Why would you enrol in a MOOC?

Firstly, the opportunity to touch base with a top educational institution. Like Stanford. Nineteen of the current staff are Nobel Prize winners. Seventeen astronauts studied there. Four Pulitzer Prize winners teach there. The list of alma mater successes from that one university almost beggars belief.

Secondly, you can take advantage of an expert distilling what you need to know in a short, concise manner. That takes skill. I have quoted Blaise Pascal elsewhere where he said  “I would have written a shorter letter, but I did not have the time”. Try to cover logistic regression (or Mark Twain’s Legacy, or Fungal Diseases of Grape Vines, or anything else) in one lecture.

Are there drawbacks to MOOCs?

MOOC – every letter is negotiable (Wiki Commons)

For consumers – yes. Tom Kvan again lists issues with isolated learning, such as “the (failure to) test(ing) ..ideas”, the absence of “(learning) through encounter”, the lack of exposure to “research-led” teaching.

And for many (smaller) educational institutions?

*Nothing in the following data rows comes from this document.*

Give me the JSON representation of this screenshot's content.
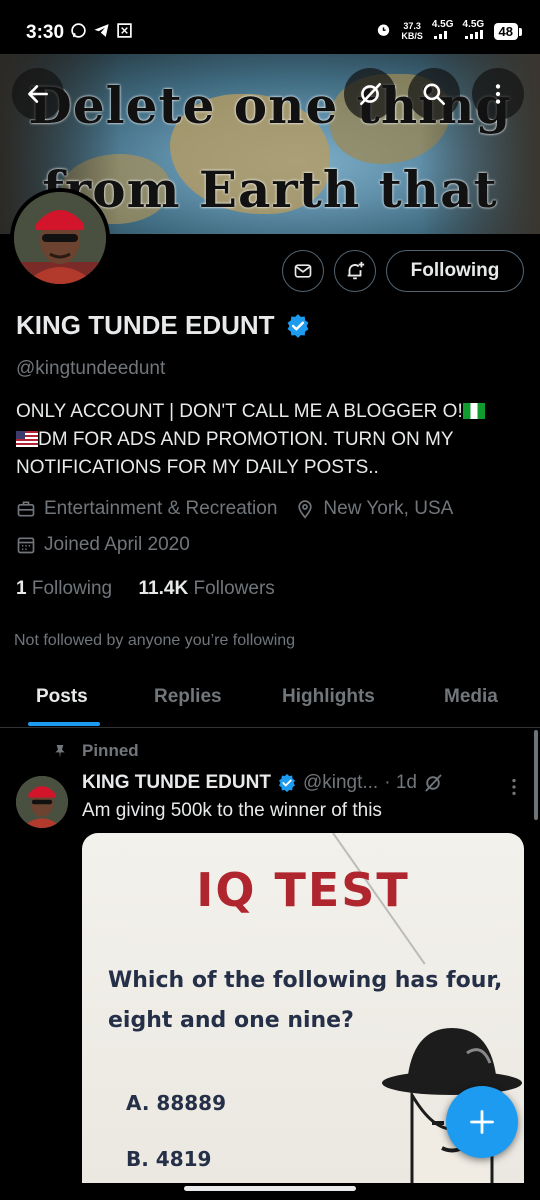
{
  "status_bar": {
    "time": "3:30",
    "left_icons": [
      "whatsapp-icon",
      "telegram-icon",
      "app-icon"
    ],
    "speed_value": "37.3",
    "speed_unit": "KB/S",
    "net1": "4.5G",
    "net2": "4.5G",
    "battery": "48"
  },
  "header": {
    "banner_line1": "Delete one thing",
    "banner_line2": "from Earth that",
    "buttons": [
      "back-arrow-icon",
      "grok-icon",
      "search-icon",
      "more-vertical-icon"
    ]
  },
  "profile": {
    "follow_label": "Following",
    "name": "KING TUNDE EDUNT",
    "handle": "@kingtundeedunt",
    "bio_part1": "ONLY ACCOUNT  | DON'T CALL ME A BLOGGER O!",
    "bio_part2": "DM FOR ADS AND PROMOTION.    TURN ON MY NOTIFICATIONS FOR MY DAILY POSTS..",
    "category": "Entertainment & Recreation",
    "location": "New York, USA",
    "joined": "Joined April 2020",
    "following_count": "1",
    "following_label": "Following",
    "followers_count": "11.4K",
    "followers_label": "Followers",
    "not_followed": "Not followed by anyone you’re following"
  },
  "tabs": [
    {
      "label": "Posts",
      "active": true
    },
    {
      "label": "Replies",
      "active": false
    },
    {
      "label": "Highlights",
      "active": false
    },
    {
      "label": "Media",
      "active": false
    }
  ],
  "post": {
    "pinned_label": "Pinned",
    "author_name": "KING TUNDE EDUNT",
    "author_handle": "@kingt...",
    "time": "· 1d",
    "text": "Am giving 500k to the winner of this",
    "media": {
      "title": "IQ TEST",
      "question": "Which of the following has four, eight and one nine?",
      "option_a": "A. 88889",
      "option_b": "B. 4819"
    }
  },
  "colors": {
    "accent": "#1d9bf0",
    "secondary_text": "#71767b",
    "border": "#536471",
    "iq_title": "#b0262f"
  }
}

Massive potential hazards. How will they structure these courses in the face of elite, well-endowed major world universities who have the skill and money to launch these programs. As Brett Winterford writes: “For many Australian Universities there is uncertainty as to how to respond”

I see a time when you will need to pay (relatively little) to complete a qualification via MOOC at a great university out of your normal reach. For some in our world, this could mean the chance, maybe on a scholarship, to attend a fine campus to complete their studies.

For now, I suggest you should give it a go. Try a MOOC, it’s not all gobbledygooc.